Völlig verbieten kann das Gericht diese Strassenkontrollen nicht, denn der Oberste Gerichtshof der Vereinigten Staaten hat vor langer Zeit entschieden, dass diese verfassungsrechtlich unter bestimmten Bedingungen zulässig sind. Der Sinn der heutigen Urteilsfindung ist sicherzustellen, dass die Praxis in einer Weise durchgeführt wird, die die Rechte und Freiheiten aller New Yorker unter dem immer noch dringend benötigten Polizeischutz garantiert.
Um in Zukunft rassistische Übergriffe der Polizei durch die Justiz zu überwachen, wird ein unabhängiger externer Beobachter im Auftrag des Gerichts das New York Police Department überprüfen. Dazu wurde der Anwalt Peter L. Zimroth, derzeitiger Partner im renomierten New Yorker Büro von Arnold & Porter, LLP und ehemaliger Anwalt und Staatsanwalt in der Staatsanwaltschaft von Manhattan bestellt.
Weiterhin verdonnerte das Gericht die grösste Polizeibehörde der U.S.A. dazu, Bürgerversammlungen zum Thema in den einzelnen Stadtteilen durchzuführen, um den Bewohnern Auge in Auge Rede und Antwort zu stehen, wie das zukünftige verfassungsgemässe Verhalten der Polizisten gewährleistet wird.
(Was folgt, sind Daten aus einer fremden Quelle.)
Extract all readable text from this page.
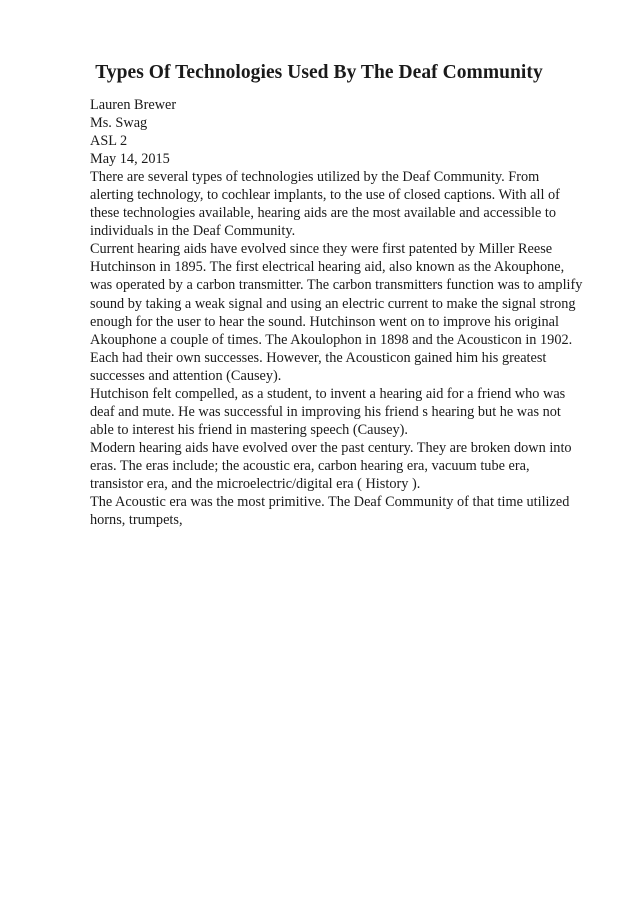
Types Of Technologies Used By The Deaf Community
Lauren Brewer
Ms. Swag
ASL 2
May 14, 2015
There are several types of technologies utilized by the Deaf Community. From
alerting technology, to cochlear implants, to the use of closed captions. With all of
these technologies available, hearing aids are the most available and accessible to
individuals in the Deaf Community.
Current hearing aids have evolved since they were first patented by Miller Reese
Hutchinson in 1895. The first electrical hearing aid, also known as the Akouphone,
was operated by a carbon transmitter. The carbon transmitters function was to amplify
sound by taking a weak signal and using an electric current to make the signal strong
enough for the user to hear the sound. Hutchinson went on to improve his original
Akouphone a couple of times. The Akoulophon in 1898 and the Acousticon in 1902.
Each had their own successes. However, the Acousticon gained him his greatest
successes and attention (Causey).
Hutchison felt compelled, as a student, to invent a hearing aid for a friend who was
deaf and mute. He was successful in improving his friend s hearing but he was not
able to interest his friend in mastering speech (Causey).
Modern hearing aids have evolved over the past century. They are broken down into
eras. The eras include; the acoustic era, carbon hearing era, vacuum tube era,
transistor era, and the microelectric/digital era ( History ).
The Acoustic era was the most primitive. The Deaf Community of that time utilized
horns, trumpets,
In einem Pilotprojekt müssen Polizeibeamte in mindestens fünf Bezirken Kameras am Körper tragen um ihr eigenes Verhalten auf der Strasse zu dokumentieren.
Bürgermeister Michael Bloomberg gab bei Bekanntgabe der Anordnungen des Gerichts an, um 13.00 Uhr (Ortszeit) eine Pressekonferenz durchzuführen, um dazu eine Stellungnahme abzugeben. Er sagte, dass mit diesem Urteil gegen die Stadt kein fairer Prozess stattfand und kündigte eine Berufung gegen das Urteil an.